Verena Löffler betonte in ihrem Vortrag die Notwendigkeit, marginalisierte Gruppen stärker in den Grundeinkommensdiskurs einzubeziehen:

Die Grundeinkommensdebatte muss marginalisierte Gruppen stärker in den Fokus nehmen, da die Maximin-Verteilungsregel, auf der viele der gerechtigkeitstheoretischen Rechtfertigungen für ein Grundeinkommen basieren, dazu auffordert, diejenigen, die am wenigsten begünstigt sind in unserer Gesellschaft, prioritär zu berücksichtigen. Konkret wird das in der Grundeinkommensdebatte nur insofern getan, als Menschen berücksichtigt werden, die aktiv an der Gesellschaft und vor allem am formalen Erwerbsleben teilnehmen. Weniger wird diskutiert, wie ein Grundeinkommen Menschen beeinflussen könnte, denen die soziale Teilhabe aktuell verwehrt bleibt. Das ist ein Manko, das ausgebügelt werden sollte.

Dr. Verena Löffler

Wie sich Arbeit, Care und Grundeinkommen zu einem zeitgemäßen Sozialstaatsverständnis verhalten, haben wir Ute Fischer gefragt:

Care ist grundlegend für das Funktionieren von Gesellschaft. Fürsorge lässt sich familiär, beruflich sowie zivilgesellschaftlich leisten. Entsprechend dieser Bedeutung und Vielfalt muss ein Sozialstaat Möglichkeiten gewähren, um Fürsorge leisten zu können – Männern wie Frauen, alt wie jung. Das jetzige Sozialsystem diskriminiert Fürsorgende, indem die Care-Tätigkeiten entweder schlecht bezahlt oder gar unbezahlt verrichtet werden, und es diskriminiert Frauen, weil sie den Großteil (unbezahlt oder schlecht bezahlt) übernehmen. Mit einem BGE haben alle Menschen eine gute Absicherung, um so viel wie nötig und in Formen, die möglich sind, Fürsorge nachzugehen. Sie könnte ihr sinnstiftendes Potenzial entfalten, ohne dass man um seinen Unterhalt fürchten muss.

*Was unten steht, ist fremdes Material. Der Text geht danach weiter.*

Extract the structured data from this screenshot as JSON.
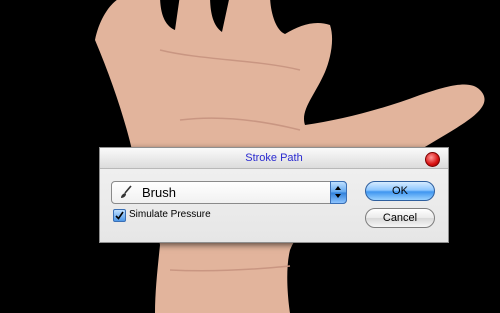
{
  "dialog": {
    "title": "Stroke Path",
    "tool_select": {
      "value": "Brush",
      "icon": "brush-icon"
    },
    "simulate_pressure": {
      "label": "Simulate Pressure",
      "checked": true
    },
    "ok_label": "OK",
    "cancel_label": "Cancel"
  },
  "colors": {
    "title_text": "#2a2ad0",
    "ok_button": "#3f96f0",
    "close_button": "#d81010",
    "background": "#000000"
  }
}
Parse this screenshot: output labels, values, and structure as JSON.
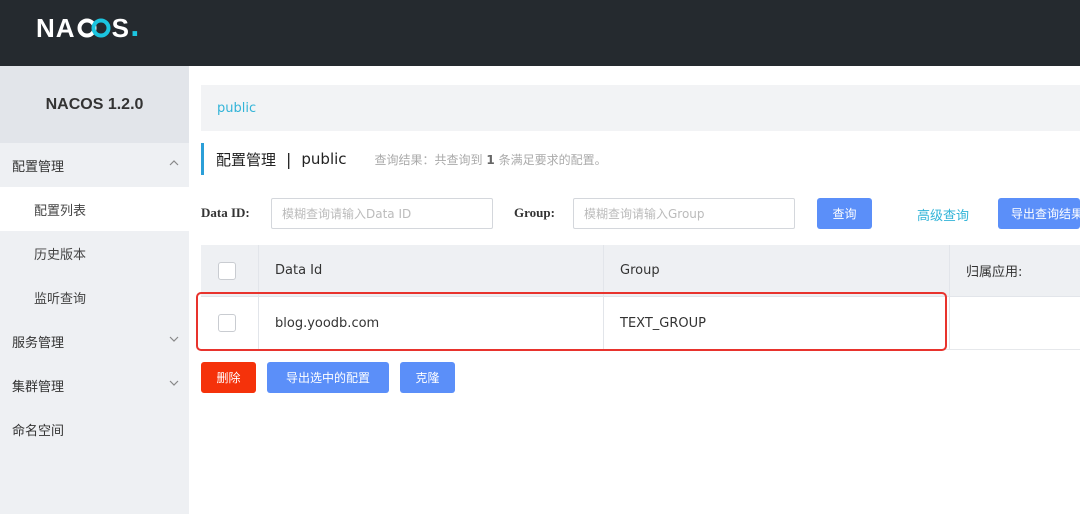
{
  "app": {
    "logo_left": "NA",
    "logo_right": "S",
    "logo_dot": ".",
    "version": "NACOS 1.2.0"
  },
  "sidebar": {
    "groups": [
      {
        "label": "配置管理",
        "expanded": true,
        "items": [
          {
            "label": "配置列表",
            "active": true
          },
          {
            "label": "历史版本",
            "active": false
          },
          {
            "label": "监听查询",
            "active": false
          }
        ]
      },
      {
        "label": "服务管理",
        "expanded": false
      },
      {
        "label": "集群管理",
        "expanded": false
      },
      {
        "label": "命名空间"
      }
    ]
  },
  "namespace_bar": {
    "label": "public"
  },
  "title": {
    "main": "配置管理",
    "sep": "|",
    "namespace": "public",
    "hint_prefix": "查询结果：共查询到",
    "hint_count": "1",
    "hint_suffix": "条满足要求的配置。"
  },
  "filters": {
    "data_id_label": "Data ID:",
    "data_id_placeholder": "模糊查询请输入Data ID",
    "group_label": "Group:",
    "group_placeholder": "模糊查询请输入Group",
    "query_button": "查询",
    "advanced_link": "高级查询",
    "export_button": "导出查询结果"
  },
  "table": {
    "columns": [
      "Data Id",
      "Group",
      "归属应用:"
    ],
    "rows": [
      {
        "data_id": "blog.yoodb.com",
        "group": "TEXT_GROUP",
        "app": ""
      }
    ]
  },
  "actions": {
    "delete": "删除",
    "export_selected": "导出选中的配置",
    "clone": "克隆"
  },
  "colors": {
    "topbar": "#252a2f",
    "accent_blue": "#5b8ff9",
    "link_cyan": "#33b4d8",
    "danger": "#f5320a",
    "highlight_red": "#e8332d"
  }
}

Um Grundsatzfragen ging es auch im Vortrag von Ronald Blaschke. Wie die grundlegenden Unterschiede zwischen emanzipatorischen BGE-Konzepten und sogenannten neoliberalen Grundeinkommensmodellen aussehen, auf die er in seinem Vortrag zu sprechen kam, beantwortet er wie folgt:

Es gibt keine neoliberalen Grundeinkommenskonzepte, lediglich solche Vorschläge für partielle Grundeinkommen. Weitere zentrale Unterschiede zwischen neoliberalen Vorschlägen für partielle Grundeinkommen und emanzipatorische Grundeinkommensansätzen bestehen in der grundsätzlichen gesellschaftspolitischen Zielsetzung, Ausrichtung und entsprechenden Ausgestaltung der jeweiligen Konzepte.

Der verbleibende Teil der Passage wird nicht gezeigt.